Avec ce parfum de printemps qui s’élève ces jours-ci, ce titre peut avoir une connotation de « Roméo et Juliette ». Nous avons quelques excuses, il a donné lieu à beaucoup d’écrits, souvent romancés, si bien qu’il peut être difficile de dégager l’histoire de la légende.

Ces deux noms ne nous sont pas étrangers. Plougonvelin les donnant à une rue pour le premier, à un chemin pour la seconde, a préféré les séparer géographiquement, comme deux amants maudits, sans toutefois les éloigner plus qu’il ne faut, puisque le premier se situe du côté de Keryunan, la seconde du côté de Poulherbet … avec vue mer car c’est bien là que tout se passe.

Chaque mercredi estival nos amis de Bertheaume les font revivre l’espace d’une soirée. Et puis … et surtout … dans les semaines qui viennent vous ne pourrez les ignorer.

Pourquoi ? Parce que cette année 2012 est déclarée année Portzmoguer et le 10 août prochain sera célébré, en grandes pompes, à Bertheaume, le 500ème anniversaire de la disparition conjointe de l’un et de l’autre, dans une même conflagration qui a secoué, non seulement le proche horizon de nos prédécesseurs Plougonvelinois mais aussi, par répercussion, une bonne partie de l’Europe.

Qui étaient-ils ? Il n’est pas question de reprendre ici l’intégralité de l’histoire, le livre de Max Guerrout vient d’être réédité par Le Télégramme, il est aussi disponible à la Médiathèque.

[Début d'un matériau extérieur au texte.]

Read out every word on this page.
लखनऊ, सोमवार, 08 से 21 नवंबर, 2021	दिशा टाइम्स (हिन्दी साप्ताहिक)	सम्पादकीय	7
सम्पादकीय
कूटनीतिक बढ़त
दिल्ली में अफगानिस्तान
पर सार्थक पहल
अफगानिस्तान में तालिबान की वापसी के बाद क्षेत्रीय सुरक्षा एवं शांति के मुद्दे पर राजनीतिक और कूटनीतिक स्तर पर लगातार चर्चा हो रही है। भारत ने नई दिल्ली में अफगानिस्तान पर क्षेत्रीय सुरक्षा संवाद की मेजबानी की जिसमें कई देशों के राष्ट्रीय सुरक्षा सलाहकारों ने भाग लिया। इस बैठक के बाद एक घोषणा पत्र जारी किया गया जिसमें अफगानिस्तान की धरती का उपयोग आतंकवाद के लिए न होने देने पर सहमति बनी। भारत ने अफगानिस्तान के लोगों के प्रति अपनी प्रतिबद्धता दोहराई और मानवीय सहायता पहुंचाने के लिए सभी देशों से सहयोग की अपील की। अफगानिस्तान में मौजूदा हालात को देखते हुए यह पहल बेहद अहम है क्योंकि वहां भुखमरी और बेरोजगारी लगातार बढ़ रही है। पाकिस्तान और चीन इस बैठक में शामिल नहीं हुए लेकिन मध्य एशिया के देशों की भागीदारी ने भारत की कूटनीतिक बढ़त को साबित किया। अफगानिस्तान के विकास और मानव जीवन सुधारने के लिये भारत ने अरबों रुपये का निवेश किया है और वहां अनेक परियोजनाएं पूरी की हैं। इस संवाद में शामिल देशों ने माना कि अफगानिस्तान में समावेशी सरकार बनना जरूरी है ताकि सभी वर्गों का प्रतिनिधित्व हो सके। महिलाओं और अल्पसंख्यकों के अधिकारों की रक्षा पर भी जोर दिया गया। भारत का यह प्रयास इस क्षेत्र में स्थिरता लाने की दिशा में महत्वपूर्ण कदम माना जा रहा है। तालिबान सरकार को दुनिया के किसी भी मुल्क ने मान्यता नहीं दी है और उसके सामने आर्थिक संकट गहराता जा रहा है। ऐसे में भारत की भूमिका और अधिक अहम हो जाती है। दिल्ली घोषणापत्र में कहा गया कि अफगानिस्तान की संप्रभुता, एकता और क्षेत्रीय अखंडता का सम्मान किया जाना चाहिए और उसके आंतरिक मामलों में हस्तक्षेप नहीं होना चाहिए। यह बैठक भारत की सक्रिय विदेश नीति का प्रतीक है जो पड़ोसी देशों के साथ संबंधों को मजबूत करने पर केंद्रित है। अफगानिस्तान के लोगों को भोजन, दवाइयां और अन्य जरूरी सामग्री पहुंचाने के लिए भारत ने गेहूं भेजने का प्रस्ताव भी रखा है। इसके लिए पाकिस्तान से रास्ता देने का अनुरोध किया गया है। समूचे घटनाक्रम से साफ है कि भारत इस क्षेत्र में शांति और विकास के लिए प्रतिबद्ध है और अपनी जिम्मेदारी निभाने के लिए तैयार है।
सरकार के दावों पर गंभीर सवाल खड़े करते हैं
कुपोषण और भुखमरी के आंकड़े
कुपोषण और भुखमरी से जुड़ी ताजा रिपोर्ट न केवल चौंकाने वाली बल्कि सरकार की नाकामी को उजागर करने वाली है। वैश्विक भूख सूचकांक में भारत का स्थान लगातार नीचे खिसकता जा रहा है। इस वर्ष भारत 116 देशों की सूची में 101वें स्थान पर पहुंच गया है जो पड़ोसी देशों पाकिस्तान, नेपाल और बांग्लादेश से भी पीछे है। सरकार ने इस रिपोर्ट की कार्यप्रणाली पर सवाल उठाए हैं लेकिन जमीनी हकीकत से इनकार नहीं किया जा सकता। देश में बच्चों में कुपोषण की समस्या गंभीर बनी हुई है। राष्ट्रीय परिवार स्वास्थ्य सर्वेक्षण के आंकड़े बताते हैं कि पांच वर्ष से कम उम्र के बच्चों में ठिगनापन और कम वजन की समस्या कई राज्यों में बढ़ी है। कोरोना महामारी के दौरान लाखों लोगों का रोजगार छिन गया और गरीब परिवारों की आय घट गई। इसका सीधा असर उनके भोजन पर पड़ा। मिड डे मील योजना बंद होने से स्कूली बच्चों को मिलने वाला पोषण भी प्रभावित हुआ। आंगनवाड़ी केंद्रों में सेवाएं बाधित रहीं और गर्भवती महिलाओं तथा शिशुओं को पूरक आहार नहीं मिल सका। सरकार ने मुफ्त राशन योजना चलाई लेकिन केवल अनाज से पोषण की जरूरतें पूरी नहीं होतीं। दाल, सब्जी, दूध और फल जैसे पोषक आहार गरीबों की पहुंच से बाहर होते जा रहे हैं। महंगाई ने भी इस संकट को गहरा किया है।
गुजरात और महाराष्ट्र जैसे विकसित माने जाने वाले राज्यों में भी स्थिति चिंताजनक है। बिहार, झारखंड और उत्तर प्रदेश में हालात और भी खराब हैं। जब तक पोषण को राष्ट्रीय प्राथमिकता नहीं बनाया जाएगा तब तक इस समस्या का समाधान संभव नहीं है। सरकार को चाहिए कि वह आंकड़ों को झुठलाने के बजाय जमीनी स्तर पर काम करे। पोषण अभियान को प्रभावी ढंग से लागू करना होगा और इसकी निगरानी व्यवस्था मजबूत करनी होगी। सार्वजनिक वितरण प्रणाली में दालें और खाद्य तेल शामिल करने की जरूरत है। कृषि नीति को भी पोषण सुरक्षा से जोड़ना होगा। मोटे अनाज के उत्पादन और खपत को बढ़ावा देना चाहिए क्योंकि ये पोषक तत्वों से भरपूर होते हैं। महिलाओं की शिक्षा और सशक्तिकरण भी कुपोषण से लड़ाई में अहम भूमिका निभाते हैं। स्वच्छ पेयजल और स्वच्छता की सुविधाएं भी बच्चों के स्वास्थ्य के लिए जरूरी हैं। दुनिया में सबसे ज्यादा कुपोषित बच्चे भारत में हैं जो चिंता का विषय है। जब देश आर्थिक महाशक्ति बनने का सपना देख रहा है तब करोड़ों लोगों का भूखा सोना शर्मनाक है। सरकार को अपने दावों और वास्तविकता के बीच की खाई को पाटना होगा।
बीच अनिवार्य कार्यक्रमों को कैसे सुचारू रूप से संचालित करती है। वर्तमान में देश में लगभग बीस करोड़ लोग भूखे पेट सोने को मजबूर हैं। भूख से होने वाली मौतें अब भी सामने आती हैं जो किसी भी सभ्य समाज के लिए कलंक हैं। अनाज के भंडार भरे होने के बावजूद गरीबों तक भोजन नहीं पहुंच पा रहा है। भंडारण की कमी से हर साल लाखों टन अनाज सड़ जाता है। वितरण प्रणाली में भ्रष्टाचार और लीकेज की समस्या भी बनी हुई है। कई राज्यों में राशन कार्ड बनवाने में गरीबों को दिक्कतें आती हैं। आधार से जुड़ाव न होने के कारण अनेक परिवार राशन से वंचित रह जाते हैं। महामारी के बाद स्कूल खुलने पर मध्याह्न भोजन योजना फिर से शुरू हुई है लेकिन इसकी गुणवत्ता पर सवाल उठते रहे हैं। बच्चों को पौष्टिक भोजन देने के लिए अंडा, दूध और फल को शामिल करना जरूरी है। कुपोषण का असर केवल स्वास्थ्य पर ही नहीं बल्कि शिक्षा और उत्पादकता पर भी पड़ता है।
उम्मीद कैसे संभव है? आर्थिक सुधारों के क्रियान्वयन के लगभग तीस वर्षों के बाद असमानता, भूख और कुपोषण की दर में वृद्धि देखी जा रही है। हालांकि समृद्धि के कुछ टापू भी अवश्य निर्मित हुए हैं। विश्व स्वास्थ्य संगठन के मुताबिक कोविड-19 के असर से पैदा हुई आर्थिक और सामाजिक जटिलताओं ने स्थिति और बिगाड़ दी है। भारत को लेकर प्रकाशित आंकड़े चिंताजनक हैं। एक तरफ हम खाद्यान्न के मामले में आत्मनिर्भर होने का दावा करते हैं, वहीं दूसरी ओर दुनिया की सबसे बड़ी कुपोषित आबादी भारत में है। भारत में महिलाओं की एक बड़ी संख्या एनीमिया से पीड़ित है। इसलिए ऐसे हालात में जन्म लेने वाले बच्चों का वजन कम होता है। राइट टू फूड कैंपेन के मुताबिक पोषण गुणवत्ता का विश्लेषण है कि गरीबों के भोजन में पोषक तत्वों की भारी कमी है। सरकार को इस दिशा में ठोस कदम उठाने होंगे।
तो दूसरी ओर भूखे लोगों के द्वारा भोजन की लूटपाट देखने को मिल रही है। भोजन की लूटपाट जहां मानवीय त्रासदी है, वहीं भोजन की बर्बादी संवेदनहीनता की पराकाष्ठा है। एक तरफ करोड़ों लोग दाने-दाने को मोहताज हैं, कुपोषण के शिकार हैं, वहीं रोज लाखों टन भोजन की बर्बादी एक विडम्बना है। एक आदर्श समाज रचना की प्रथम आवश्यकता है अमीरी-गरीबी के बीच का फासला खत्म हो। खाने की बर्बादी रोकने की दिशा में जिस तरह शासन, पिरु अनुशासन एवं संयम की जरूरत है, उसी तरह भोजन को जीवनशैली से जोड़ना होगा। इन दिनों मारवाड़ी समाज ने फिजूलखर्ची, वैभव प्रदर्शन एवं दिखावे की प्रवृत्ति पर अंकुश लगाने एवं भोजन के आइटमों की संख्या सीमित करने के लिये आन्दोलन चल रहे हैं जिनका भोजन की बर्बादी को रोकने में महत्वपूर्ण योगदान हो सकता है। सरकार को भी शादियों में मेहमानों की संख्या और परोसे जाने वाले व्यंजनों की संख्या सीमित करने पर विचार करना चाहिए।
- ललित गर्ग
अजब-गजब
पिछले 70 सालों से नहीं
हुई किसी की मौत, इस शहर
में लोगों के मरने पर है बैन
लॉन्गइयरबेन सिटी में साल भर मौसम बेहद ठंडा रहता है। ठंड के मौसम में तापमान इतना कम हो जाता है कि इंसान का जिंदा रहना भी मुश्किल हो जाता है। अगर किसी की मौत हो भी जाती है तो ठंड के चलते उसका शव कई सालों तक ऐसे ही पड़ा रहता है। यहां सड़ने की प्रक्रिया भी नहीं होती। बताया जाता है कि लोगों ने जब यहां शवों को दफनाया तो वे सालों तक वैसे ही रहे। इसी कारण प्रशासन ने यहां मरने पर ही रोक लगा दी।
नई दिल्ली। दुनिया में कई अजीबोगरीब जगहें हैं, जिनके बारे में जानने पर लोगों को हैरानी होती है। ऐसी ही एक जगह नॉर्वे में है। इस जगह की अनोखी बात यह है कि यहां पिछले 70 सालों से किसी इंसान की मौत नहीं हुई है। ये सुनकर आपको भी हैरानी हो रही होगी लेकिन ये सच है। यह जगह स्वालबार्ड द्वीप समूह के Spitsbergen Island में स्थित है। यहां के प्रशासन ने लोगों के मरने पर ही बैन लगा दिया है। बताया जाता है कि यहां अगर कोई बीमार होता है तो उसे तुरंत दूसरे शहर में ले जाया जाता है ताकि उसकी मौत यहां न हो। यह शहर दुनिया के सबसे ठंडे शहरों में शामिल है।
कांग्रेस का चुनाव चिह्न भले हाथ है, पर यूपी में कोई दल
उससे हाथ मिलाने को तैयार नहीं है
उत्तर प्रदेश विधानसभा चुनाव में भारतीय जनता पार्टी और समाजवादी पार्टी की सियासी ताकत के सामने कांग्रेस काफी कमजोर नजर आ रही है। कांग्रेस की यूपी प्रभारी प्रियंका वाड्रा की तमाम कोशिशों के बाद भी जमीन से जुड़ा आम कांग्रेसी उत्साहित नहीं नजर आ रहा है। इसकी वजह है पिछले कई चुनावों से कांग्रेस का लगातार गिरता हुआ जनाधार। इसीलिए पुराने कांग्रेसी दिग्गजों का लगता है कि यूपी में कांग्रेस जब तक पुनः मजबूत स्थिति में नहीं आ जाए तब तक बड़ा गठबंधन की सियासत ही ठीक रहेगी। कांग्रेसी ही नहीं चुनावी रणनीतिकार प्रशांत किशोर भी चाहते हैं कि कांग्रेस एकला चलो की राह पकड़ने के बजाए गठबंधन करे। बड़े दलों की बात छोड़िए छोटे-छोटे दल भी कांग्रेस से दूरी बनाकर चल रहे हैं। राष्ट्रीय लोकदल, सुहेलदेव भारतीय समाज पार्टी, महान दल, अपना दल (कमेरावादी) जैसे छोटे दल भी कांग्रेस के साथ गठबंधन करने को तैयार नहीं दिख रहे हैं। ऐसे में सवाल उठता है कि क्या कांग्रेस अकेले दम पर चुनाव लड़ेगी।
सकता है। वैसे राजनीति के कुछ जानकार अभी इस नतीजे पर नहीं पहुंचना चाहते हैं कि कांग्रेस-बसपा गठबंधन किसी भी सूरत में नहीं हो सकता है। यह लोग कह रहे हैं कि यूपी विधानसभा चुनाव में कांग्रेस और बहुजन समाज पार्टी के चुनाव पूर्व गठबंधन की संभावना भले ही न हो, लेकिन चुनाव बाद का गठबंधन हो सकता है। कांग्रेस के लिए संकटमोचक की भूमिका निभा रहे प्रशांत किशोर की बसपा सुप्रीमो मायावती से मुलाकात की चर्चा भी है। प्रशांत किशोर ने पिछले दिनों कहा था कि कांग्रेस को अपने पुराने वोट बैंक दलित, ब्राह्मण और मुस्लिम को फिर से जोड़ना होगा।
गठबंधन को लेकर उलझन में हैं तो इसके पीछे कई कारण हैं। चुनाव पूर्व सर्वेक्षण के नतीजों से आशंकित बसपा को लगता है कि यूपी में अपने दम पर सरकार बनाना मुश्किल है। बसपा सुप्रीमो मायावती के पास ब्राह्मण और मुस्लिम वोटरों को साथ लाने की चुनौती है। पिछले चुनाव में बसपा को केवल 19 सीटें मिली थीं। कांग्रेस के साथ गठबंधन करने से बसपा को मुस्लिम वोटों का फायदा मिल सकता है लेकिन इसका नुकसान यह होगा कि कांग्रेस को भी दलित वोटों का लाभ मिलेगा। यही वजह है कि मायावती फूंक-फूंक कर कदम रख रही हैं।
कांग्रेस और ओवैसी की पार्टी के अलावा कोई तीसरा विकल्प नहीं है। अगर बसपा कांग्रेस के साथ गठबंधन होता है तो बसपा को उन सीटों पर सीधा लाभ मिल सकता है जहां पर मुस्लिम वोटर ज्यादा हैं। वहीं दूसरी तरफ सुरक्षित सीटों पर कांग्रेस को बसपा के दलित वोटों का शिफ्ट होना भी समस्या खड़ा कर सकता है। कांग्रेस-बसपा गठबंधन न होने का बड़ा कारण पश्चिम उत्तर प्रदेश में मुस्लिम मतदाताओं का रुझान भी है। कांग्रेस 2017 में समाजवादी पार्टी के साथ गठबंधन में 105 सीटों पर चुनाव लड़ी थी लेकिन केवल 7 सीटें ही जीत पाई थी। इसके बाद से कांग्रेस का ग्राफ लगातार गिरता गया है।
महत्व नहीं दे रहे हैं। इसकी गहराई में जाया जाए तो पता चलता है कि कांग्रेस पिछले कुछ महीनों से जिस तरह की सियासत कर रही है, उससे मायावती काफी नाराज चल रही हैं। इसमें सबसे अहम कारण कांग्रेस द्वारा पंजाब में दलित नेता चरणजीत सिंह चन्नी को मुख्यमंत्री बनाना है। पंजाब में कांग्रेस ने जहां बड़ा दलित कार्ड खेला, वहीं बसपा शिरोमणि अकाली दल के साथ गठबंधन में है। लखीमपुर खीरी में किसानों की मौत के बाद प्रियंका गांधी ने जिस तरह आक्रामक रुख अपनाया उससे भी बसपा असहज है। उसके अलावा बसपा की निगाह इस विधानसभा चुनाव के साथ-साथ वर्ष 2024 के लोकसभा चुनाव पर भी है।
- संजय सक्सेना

A toute féminité, tout honneur … sans être l’amante un instant évoquée et bienque bâtie toute en douces rondeurs, Marie la Cordelière est une nef lancée en 1498 au Dourduff, proche de Morlaix, par la volonté d’Anne de Bretagne, duchesse et reine.

Sans rentrer dans les détails, elle est alors le fleuron de la fl otte bretonne et l’un des plus gros vaisseaux de son époque. Elle est destinée et employée dans un premier temps à lutter contre l’extension turque en Méditerranée puis à favoriser les intérêts en Italie des deux époux successifs de la reine.

La silhouette de ce navire est impressionnante, quatre à cinq mâts, des châteaux relevés à l’avant et à l’arrière pour mieux dominer l’adversaire mais qui rendent la manœuvre très délicate, une artillerie qui dépasse très largement la centaine de bouches à feu, de toute taille …

A l’occasion de son « Tro Breiz », en 1505, Anne de Bretagne visite sa nef et confie le commandement à Hervé de Portzmoguer dont la réputation est parvenue jusqu’à elle. Nous aurions quelques difficultés à établir le véritable « curriculum vitae » d’Hervé car peu de documents nous sont parvenus. Sa famille, ramage de la grande famille de Malestroit dont elle a repris dans ses armes les besants d’or sur champ de gueules, porte le nom d’un manoir de Plouarzel. Son lieu de naissance n’est pas connu très précisément … au manoir patrimonial ? ou comme cela est resté d’usage fort longtemps pour un premier enfant, à la maison maternelle ? … Or sa mère, Marguerite Calvez, est originaire du manoir du Prédic en Plougonvelin ! La date de sa naissance est située aux environs de 1470. Son nom apparaît d’ailleurs dans les archives de l’abbaye de Saint Mathieu en 1507 comme propriétaire de parcelles au terroir du Prédic. En 1503, il est excusé de service militaire comme étant employé aux convois. En effet, il loue cinq navires au roi de France pour encadrer et protéger les bateaux de commerce qui longent nos côtes. Il a quelques ennuis avec la justice car il va parfois au-delà de la mission reçue, pour son propre profit. Il est aussi en mauvaise posture dans une affaire de violence avec mort d’homme … mais cela n’est-il dans l’air du temps ? Cela nous montre que c’est un homme de caractère.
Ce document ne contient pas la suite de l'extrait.